Blundo: servono vere aree di accoglienza

La senatrice del Movimento 5 stelle: «Non si possono continuare ad occupare le scuole»
L’AQUILA. «Sono stati riaperti i centri di accoglienza per i cittadini preoccupati dalle nuove forti scosse di terremoto che hanno interessato nuovamente la zona dell’aquilano. Anche gli edifici Musp, che hanno consentito la riapertura delle scuole dopo il sisma del 2009, sono stati messi a disposizione ed hanno accolto migliaia di cittadini nelle precedenti notti, dimostrando ancora una volta l’importanza di considerare questi edifici una risorsa sociale e non soltanto formativa».

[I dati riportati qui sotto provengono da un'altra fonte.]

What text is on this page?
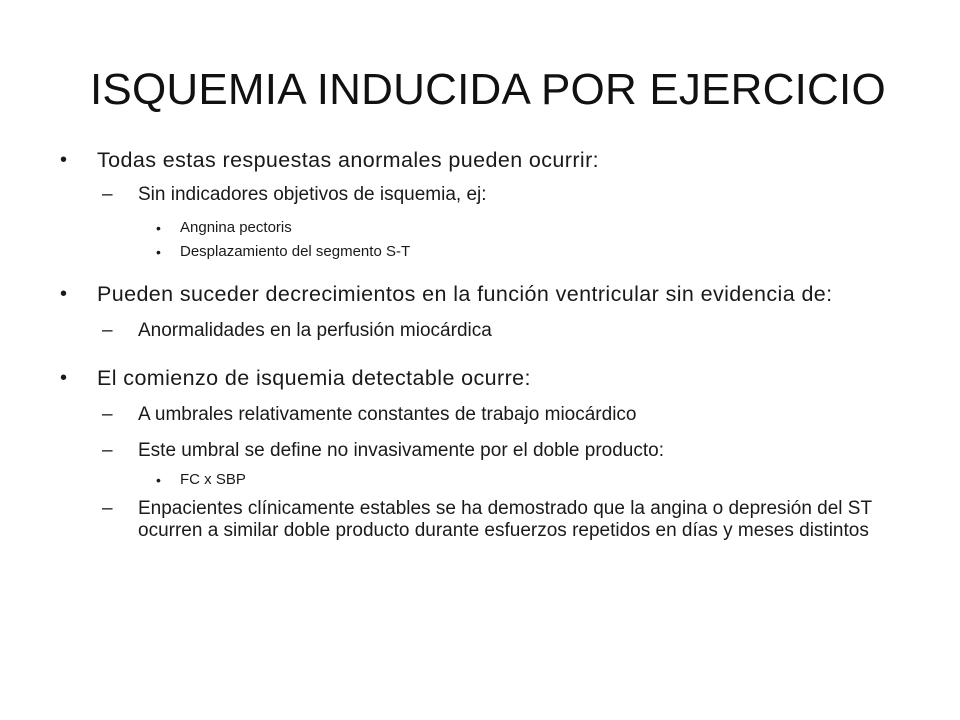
ISQUEMIA INDUCIDA POR EJERCICIO
• Todas estas respuestas anormales pueden ocurrir:
– Sin indicadores objetivos de isquemia, ej:
• Angnina pectoris
• Desplazamiento del segmento S-T
• Pueden suceder decrecimientos en la función ventricular sin evidencia de:
– Anormalidades en la perfusión miocárdica
• El comienzo de isquemia detectable ocurre:
– A umbrales relativamente constantes de trabajo miocárdico
– Este umbral se define no invasivamente por el doble producto:
• FC x SBP
– Enpacientes clínicamente estables se ha demostrado que la angina o depresión del ST ocurren a similar doble producto durante esfuerzos repetidos en días y meses distintos
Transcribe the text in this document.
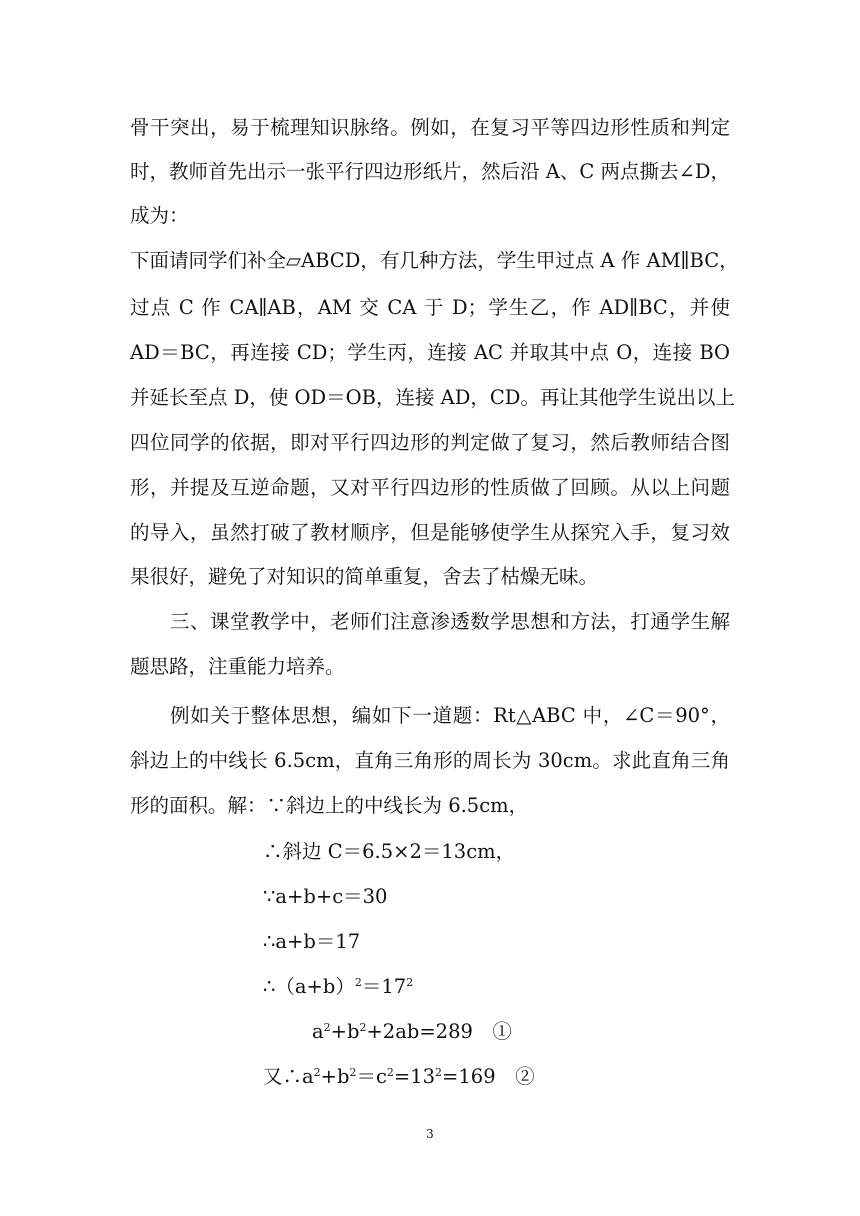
骨干突出，易于梳理知识脉络。例如，在复习平等四边形性质和判定
时，教师首先出示一张平行四边形纸片，然后沿 A、C 两点撕去∠D，
成为：
下面请同学们补全▱ABCD，有几种方法，学生甲过点 A 作 AM∥BC，
过点 C 作 CA∥AB，AM 交 CA 于 D；学生乙，作 AD∥BC，并使
AD＝BC，再连接 CD；学生丙，连接 AC 并取其中点 O，连接 BO
并延长至点 D，使 OD＝OB，连接 AD，CD。再让其他学生说出以上
四位同学的依据，即对平行四边形的判定做了复习，然后教师结合图
形，并提及互逆命题，又对平行四边形的性质做了回顾。从以上问题
的导入，虽然打破了教材顺序，但是能够使学生从探究入手，复习效
果很好，避免了对知识的简单重复，舍去了枯燥无味。
三、课堂教学中，老师们注意渗透数学思想和方法，打通学生解
题思路，注重能力培养。
例如关于整体思想，编如下一道题：Rt△ABC 中，∠C＝90°，
斜边上的中线长 6.5cm，直角三角形的周长为 30cm。求此直角三角
形的面积。解：∵斜边上的中线长为 6.5cm，
∴斜边 C＝6.5×2＝13cm，
∵a+b+c＝30
∴a+b＝17
$\therefore(a+b)^2=17^2$
$a^2+b^2+2ab=289$　①
又$\therefore a^2+b^2=c^2=13^2=169$　②
3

È quanto dichiara la cittadina M5s al Senato, Enza Blundo. «Le scuole però sono diventate luoghi di accoglienza in assenza, a circa otto anni dal sisma, di vere aree di accoglienza dotate di quanto necessario: brandine, materassi, riscaldamento e bagni. Il piano di protezione attuale prevede aree di supermercati e campi sportivi che non risultano essere attrezzate».
«Poiché tutte le scuole sono state riaperte», prosegue la Blundo, «è necessario far sapere quale sicurezza viene garantita agli studenti, rendendo pubblico sul sito ufficiale del Comune ogni informazione inerente lo stato di vulnerabilità sismica di tutti gli edifici scolastici, che avevo richiesto alla fine di agosto scorso per chiarire con quale criterio siano state riaperte le scuole. Considerando il comunicato ultimo della Commissione Grandi Rischi in cui si dichiara che potrebbero verificarsi scosse di pari o addirittura superiore intensità, quale opportuna soluzione verrà offerta per i 1.500 aquilani che vi avevano trovato rifugio, almeno per la notte, a causa dell’insicurezza di abitazioni ancora danneggiate da crolli di calcinacci?».